To enable the keep alive system-wide (root access required), edit /etc/ssh/ssh_config; to set the settings for just your user, edit ~/.ssh/config (create the file if it doesn’t exist). Insert the following:

Host *
    ServerAliveInterval 300
    ServerAliveCountMax 2

You can also make your OpenSSH server keep alive all connections with clients by adding the following to /etc/ssh/sshd_config:

ClientAliveInterval 300
ClientAliveCountMax 2

These settings will make the SSH client or server send a null packet to the other side every 300 seconds (5 minutes), and give up if it doesn’t receive any response after 2 tries, at which point the connection is likely to have been discarded anyway.

From the ssh_config man page:

ServerAliveCountMax

Sets the number of server alive messages (see below) which may be sent without ssh(1) receiving any messages back from the server. If this threshold is reached while server alive messages are being sent, ssh will disconnect from the server, terminating the session. It is important to note that the use of server alive messages is very different from TCPKeepAlive (below). The server alive messages are sent through the encrypted channel and therefore will not be spoofable. The TCP keepalive option enabled by TCPKeepAlive is spoofable. The server alive mechanism is valuable when the client or server depend on knowing when a connection has become inactive.

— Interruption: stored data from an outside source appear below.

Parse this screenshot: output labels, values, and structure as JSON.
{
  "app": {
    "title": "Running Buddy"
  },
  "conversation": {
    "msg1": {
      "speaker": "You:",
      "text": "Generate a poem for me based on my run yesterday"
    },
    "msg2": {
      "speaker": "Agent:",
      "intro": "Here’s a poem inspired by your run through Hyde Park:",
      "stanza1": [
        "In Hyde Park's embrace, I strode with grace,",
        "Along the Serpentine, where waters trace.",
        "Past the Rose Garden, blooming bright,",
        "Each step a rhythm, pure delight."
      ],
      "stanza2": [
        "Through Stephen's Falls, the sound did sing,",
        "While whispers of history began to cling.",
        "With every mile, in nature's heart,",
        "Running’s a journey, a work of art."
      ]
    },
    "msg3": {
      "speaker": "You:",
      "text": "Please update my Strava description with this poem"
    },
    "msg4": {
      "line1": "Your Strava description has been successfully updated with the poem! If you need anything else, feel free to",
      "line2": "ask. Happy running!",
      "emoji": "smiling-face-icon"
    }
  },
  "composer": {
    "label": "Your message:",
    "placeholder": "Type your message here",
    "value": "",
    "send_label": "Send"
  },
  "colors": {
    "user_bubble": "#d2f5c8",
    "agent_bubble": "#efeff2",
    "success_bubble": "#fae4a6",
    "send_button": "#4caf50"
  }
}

The default value is 3. If, for example, ServerAliveInterval (see below) is set to 15 and ServerAliveCountMax is left at the default, if the server becomes unresponsive, ssh will disconnect after approximately 45 seconds. This option applies to protocol version 2 only; in protocol version 1 there is no mechanism to request a response from the server to the server alive messages, so disconnection is the responsibility of the TCP stack.

ServerAliveInterval

Sets a timeout interval in seconds after which if no data has been received from the server, ssh(1) will send a message through the encrypted channel to request a response from the server. The default is 0, indicating that these messages will not be sent to the server, or 300 if the BatchMode option is set. This option applies to protocol version 2 only. ProtocolKeepAlives and SetupTimeOut are Debian-specific compatibility aliases for this option.